São preocupantes para a Esquerda as notícias que nos chegam hoje da reunião de sábado, em Lisboa, de Manuel Alegre com os seus apoiantes mais próximos.

Em termos práticos, Alegre decide avançar para a formalização do “movimento de cidadania” que, no fundo, suportou toda a sua campanha eleitoral para as Presidenciais e fica de pé um eventual abandono do Parlamento.

A sacralização do “movimento de cidadania” – que, dizem, reflectirá as questões de fundo que nortearam a campanha de Alegre: o combate à corrupção, a desertificação do território, a dignificação da justiça e a igualdade de género, entre outras – acabará por redundar, mais tarde ou mais cedo, num corpo orgânico semelhante ou muito próximo daquilo que é hoje um qualquer partido político. Porque, se assim não for, estreita-se o seu campo de intervenção e dilui-se o peso do milhão de eleitores que escolheu Alegre. Um contrasenso para aqueles que entendem Manuel Alegre como um republicano socialista, antifascista militante, naturalmente enquadrado, ideologicamente e pelo seu próprio percurso, num partido como o PS. E se é verdade que democracia e política não se esgotam no seio dos partidos políticos, não é menos verdade que todas as questões, atrás referidas, cabem, hoje, no debate no seio de qualquer partido, à Esquerda e à Direita.

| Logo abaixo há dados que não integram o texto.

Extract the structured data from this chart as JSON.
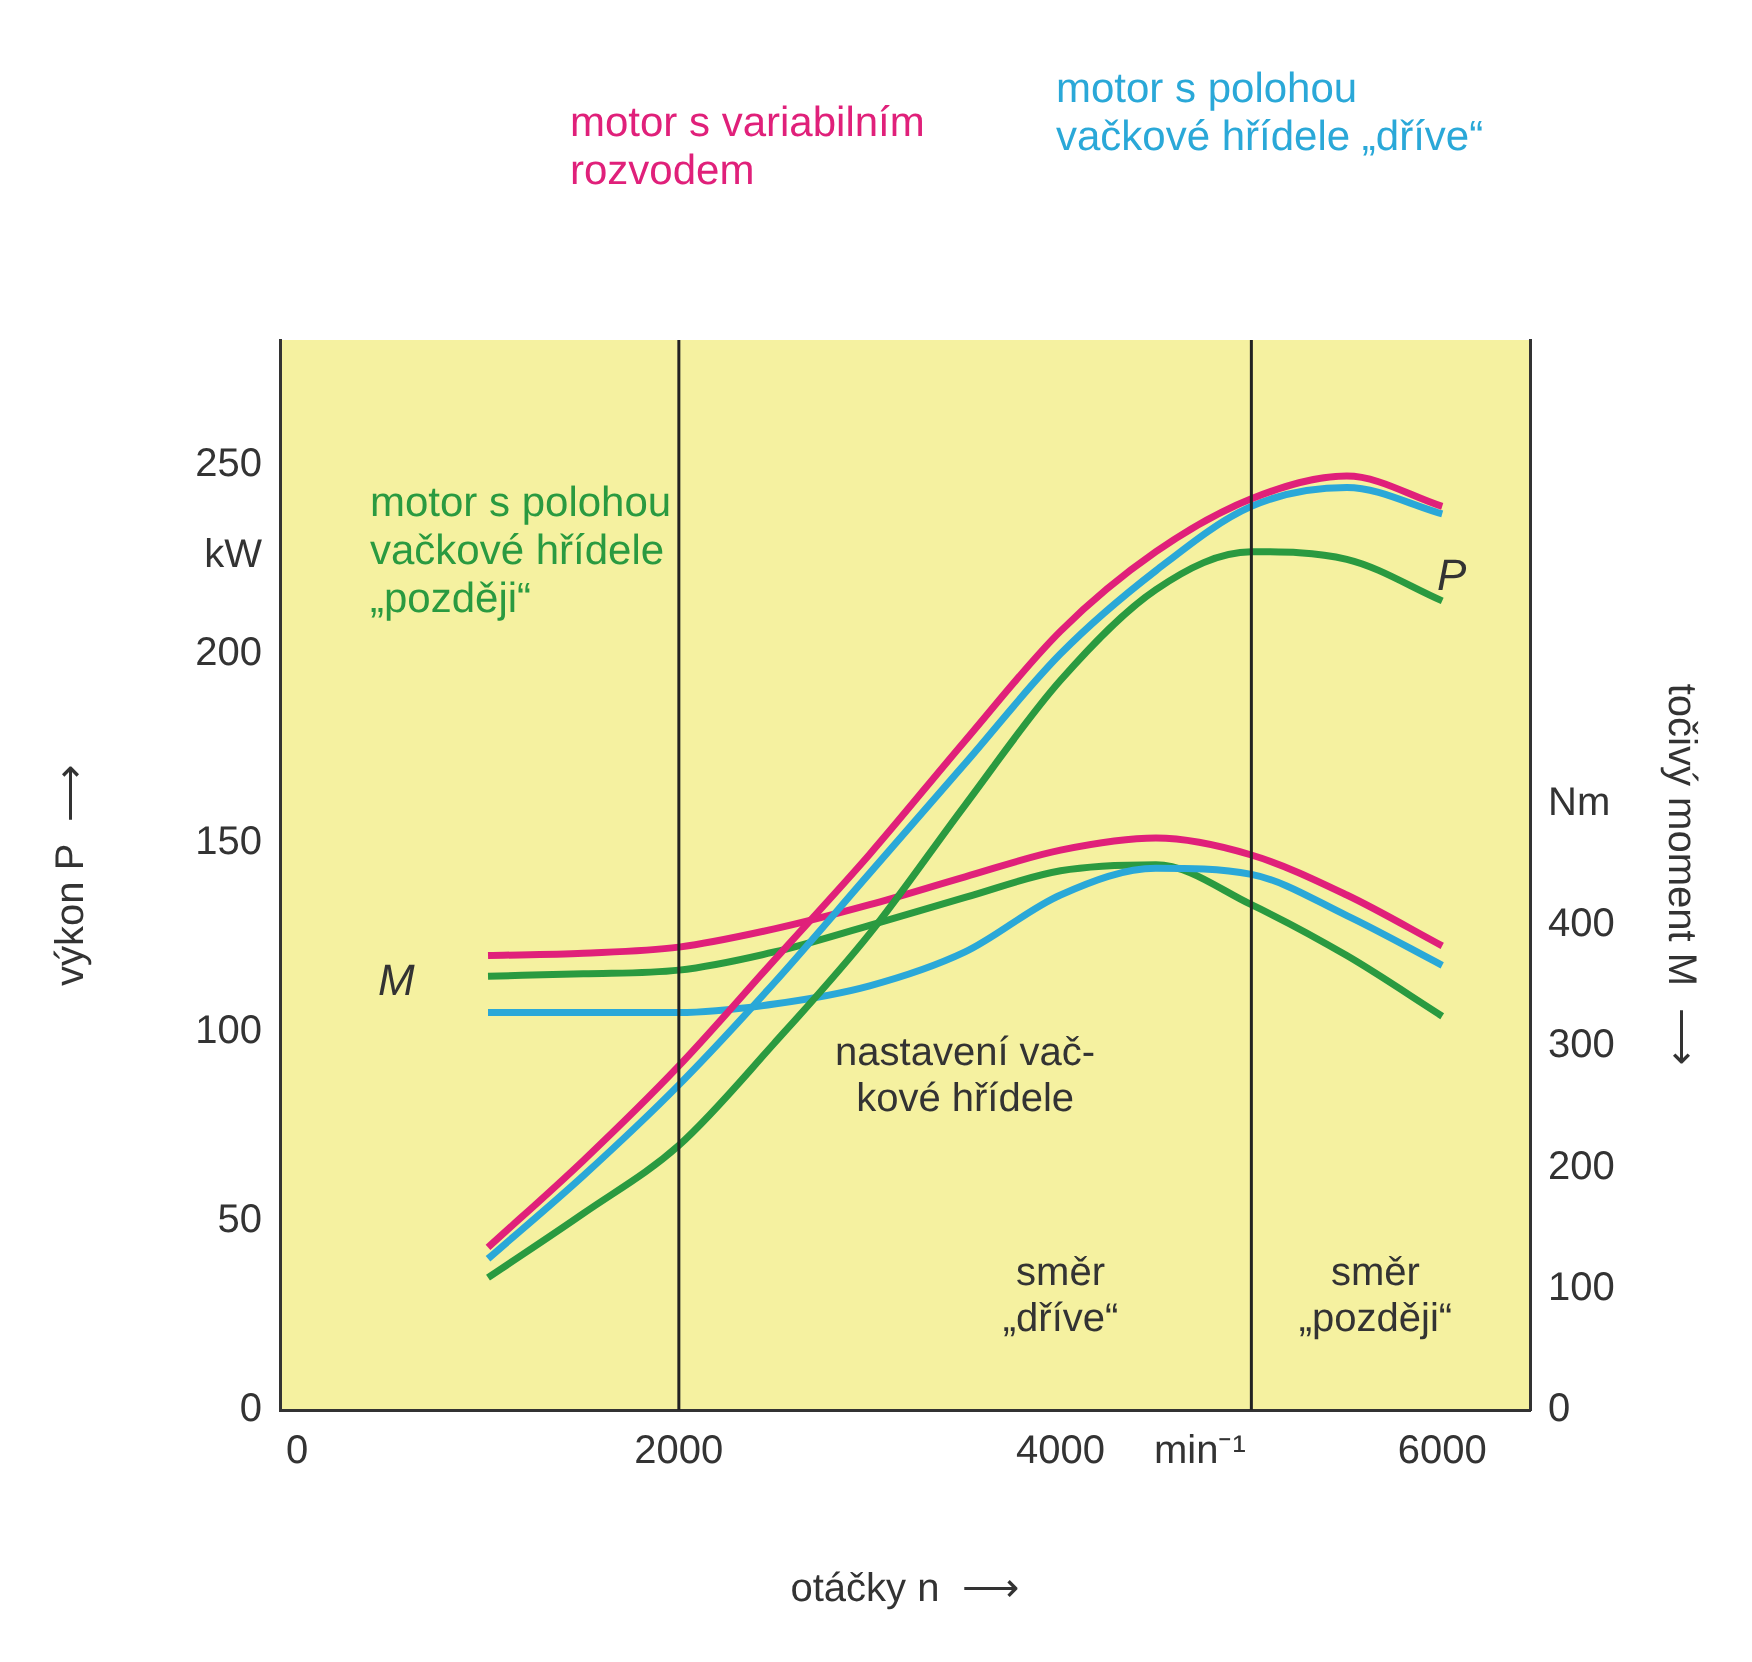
{
  "chart_data": {
    "type": "line",
    "x": [
      1000,
      1500,
      2000,
      2500,
      3000,
      3500,
      4000,
      4500,
      5000,
      5500,
      6000
    ],
    "series": [
      {
        "name": "motor s variabilním\nrozvodem",
        "color": "#e0207a",
        "values": [
          43,
          66,
          91,
          119,
          147,
          177,
          206,
          227,
          241,
          247,
          239
        ]
      },
      {
        "name": "motor s polohou\nvačkové hřídele „dříve“",
        "color": "#2aa8d8",
        "values": [
          40,
          62,
          86,
          113,
          142,
          171,
          200,
          222,
          239,
          244,
          237
        ]
      },
      {
        "name": "motor s polohou\nvačkové hřídele\n„později“",
        "color": "#2a9a40",
        "values": [
          35,
          52,
          70,
          97,
          126,
          160,
          193,
          217,
          227,
          225,
          214
        ]
      },
      {
        "color": "#e0207a",
        "axis": "y2",
        "values": [
          375,
          377,
          382,
          397,
          417,
          440,
          462,
          472,
          458,
          425,
          383
        ]
      },
      {
        "color": "#2aa8d8",
        "axis": "y2",
        "values": [
          328,
          328,
          328,
          335,
          350,
          378,
          425,
          447,
          442,
          408,
          367
        ]
      },
      {
        "color": "#2a9a40",
        "axis": "y2",
        "values": [
          358,
          360,
          363,
          378,
          400,
          423,
          445,
          450,
          417,
          375,
          325
        ]
      }
    ],
    "xlim": [
      -90,
      6460
    ],
    "xticks": [
      0,
      2000,
      4000,
      {
        "value": 4730,
        "label": "min⁻¹"
      },
      6000
    ],
    "ylim": [
      0,
      283
    ],
    "yticks": [
      0,
      50,
      100,
      150,
      200,
      {
        "value": 226,
        "label": "kW"
      },
      250
    ],
    "y2lim": [
      0,
      883
    ],
    "y2ticks": [
      0,
      100,
      200,
      300,
      400,
      {
        "value": 500,
        "label": "Nm"
      }
    ],
    "xlabel": "otáčky n  ⟶",
    "ylabel": "výkon P  ⟶",
    "y2label": "točivý moment M  ⟶",
    "annotations": [
      "P",
      "M",
      "nastavení vač-\nkové hřídele",
      "směr\n„dříve“",
      "směr\n„později“"
    ],
    "ref_lines": [
      {
        "axis": "x",
        "value": 2000,
        "color": "#222222"
      },
      {
        "axis": "x",
        "value": 5000,
        "color": "#222222"
      }
    ],
    "grid": false,
    "legend": false,
    "marker": "none",
    "line_style": "solid"
  }
}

Quanto ao hipotético abandono da Assembleia da República, as hesitações de Alegre são, afinal, o reflexo de quem, acabadinho de conquistar 20% do eleitorado, não sabe, ao certo, o que fazer com a representatividade política que lhe foi conferida. Apesar dessa mesma representatividade se ter esgotado na noite de 22 de Janeiro.

E aqui Alegre parece num beco sem saída, à frente de um movimento que ou deriva para um novo partido (com todas as consequências que isso implica) ou se esgotará rapidamente a si próprio, e na iminência de deixar um Parlamento um lugar que é seu, por direito. Manuel Alegre parece não saber o que fazer.

Depois do BE assumir que o resultado de Francisco Louçã ficou aquém das expectativas e que a Esquerda saiu, inegavelmente, derrotada, depois do PCP responsabilizar o PS e Manuel Alegre pela vitória de Cavaco Silva à primeira volta, e depois de José Sócrates ter esticado até ao Outono a discussão interna sobre as Presidenciais (enquanto avalia o posicionamento de Manuel Alegre...), a Esquerda só pode, pois, ficar preocupada.

Há um longo caminho de debate político, é certo. Mas, aparentemente, o desnorte é grande.